Air Date: March 9, 2026
This episode centers on The Bert Show team reflecting on “Vice Week,” during which each member gave up a personal vice. The segment dives deep into their physical, emotional, and psychological experiences as they attempted—and occasionally struggled—to abstain from things like diet pills, sleeping aids, cigarettes, sugar, and smartphone dependency. Each cast member candidly shares their challenges, temptations, and emotional revelations, offering a raw glimpse into dependency and self-control.
The episode is strikingly open and honest, with cast members—especially Wendy and the Host—laying bare emotional vulnerabilities and ongoing struggles. The tone is supportive, sometimes humorous, but not shying away from the darker aspects of dependency and self-medication. Listeners get a real sense of the personal stakes involved in giving up vices, from the physical withdrawal to the deeper psychological roots of these habits.

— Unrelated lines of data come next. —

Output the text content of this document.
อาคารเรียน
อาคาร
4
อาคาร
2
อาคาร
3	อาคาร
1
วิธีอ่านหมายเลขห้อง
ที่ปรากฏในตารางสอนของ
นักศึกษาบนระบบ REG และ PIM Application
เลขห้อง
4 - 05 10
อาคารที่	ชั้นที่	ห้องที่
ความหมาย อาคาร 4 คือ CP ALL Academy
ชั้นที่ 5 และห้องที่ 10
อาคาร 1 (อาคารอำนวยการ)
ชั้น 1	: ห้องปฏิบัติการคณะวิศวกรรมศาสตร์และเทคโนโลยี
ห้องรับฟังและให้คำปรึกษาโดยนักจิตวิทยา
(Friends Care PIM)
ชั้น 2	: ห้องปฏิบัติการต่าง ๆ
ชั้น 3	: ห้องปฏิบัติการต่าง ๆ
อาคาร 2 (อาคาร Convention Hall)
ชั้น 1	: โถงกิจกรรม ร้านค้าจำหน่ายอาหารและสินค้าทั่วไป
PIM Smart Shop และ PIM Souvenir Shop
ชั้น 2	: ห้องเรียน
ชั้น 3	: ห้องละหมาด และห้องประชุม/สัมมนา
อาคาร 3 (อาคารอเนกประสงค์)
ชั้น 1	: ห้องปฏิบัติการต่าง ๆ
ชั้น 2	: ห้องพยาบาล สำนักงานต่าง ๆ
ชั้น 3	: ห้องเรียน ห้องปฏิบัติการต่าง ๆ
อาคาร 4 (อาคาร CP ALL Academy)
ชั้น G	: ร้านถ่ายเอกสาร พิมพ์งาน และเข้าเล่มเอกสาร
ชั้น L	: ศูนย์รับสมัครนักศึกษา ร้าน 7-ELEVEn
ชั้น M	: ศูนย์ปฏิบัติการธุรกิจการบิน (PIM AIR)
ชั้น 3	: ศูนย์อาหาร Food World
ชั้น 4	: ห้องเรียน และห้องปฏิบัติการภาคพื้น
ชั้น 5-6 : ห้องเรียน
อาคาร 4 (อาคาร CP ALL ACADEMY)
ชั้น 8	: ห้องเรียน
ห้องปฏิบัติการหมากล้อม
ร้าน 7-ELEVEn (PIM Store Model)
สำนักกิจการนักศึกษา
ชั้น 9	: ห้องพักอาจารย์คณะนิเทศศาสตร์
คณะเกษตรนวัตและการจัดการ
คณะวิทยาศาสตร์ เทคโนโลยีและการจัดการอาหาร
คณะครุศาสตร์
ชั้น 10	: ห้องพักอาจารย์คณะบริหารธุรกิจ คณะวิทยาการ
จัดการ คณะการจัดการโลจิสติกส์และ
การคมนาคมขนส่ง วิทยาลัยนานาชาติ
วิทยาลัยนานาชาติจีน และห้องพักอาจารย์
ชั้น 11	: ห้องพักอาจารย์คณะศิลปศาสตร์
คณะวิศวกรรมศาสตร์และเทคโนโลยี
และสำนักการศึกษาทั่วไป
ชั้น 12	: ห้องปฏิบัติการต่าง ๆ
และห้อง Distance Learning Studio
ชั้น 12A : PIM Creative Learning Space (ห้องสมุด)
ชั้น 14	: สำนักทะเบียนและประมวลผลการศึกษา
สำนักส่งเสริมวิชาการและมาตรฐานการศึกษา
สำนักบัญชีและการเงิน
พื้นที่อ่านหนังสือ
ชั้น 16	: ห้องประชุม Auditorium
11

This “Vault” episode offers an intimate, sometimes raw look at the process of giving up personal vices. Each cast member approaches the challenge with varying degrees of success, honesty, and introspection. Listeners are left with the takeaway that addressing a vice requires more than just willpower; it involves understanding the deeper needs these behaviors serve—and facing those truths, sometimes in the company of friends, sometimes with the help of professionals.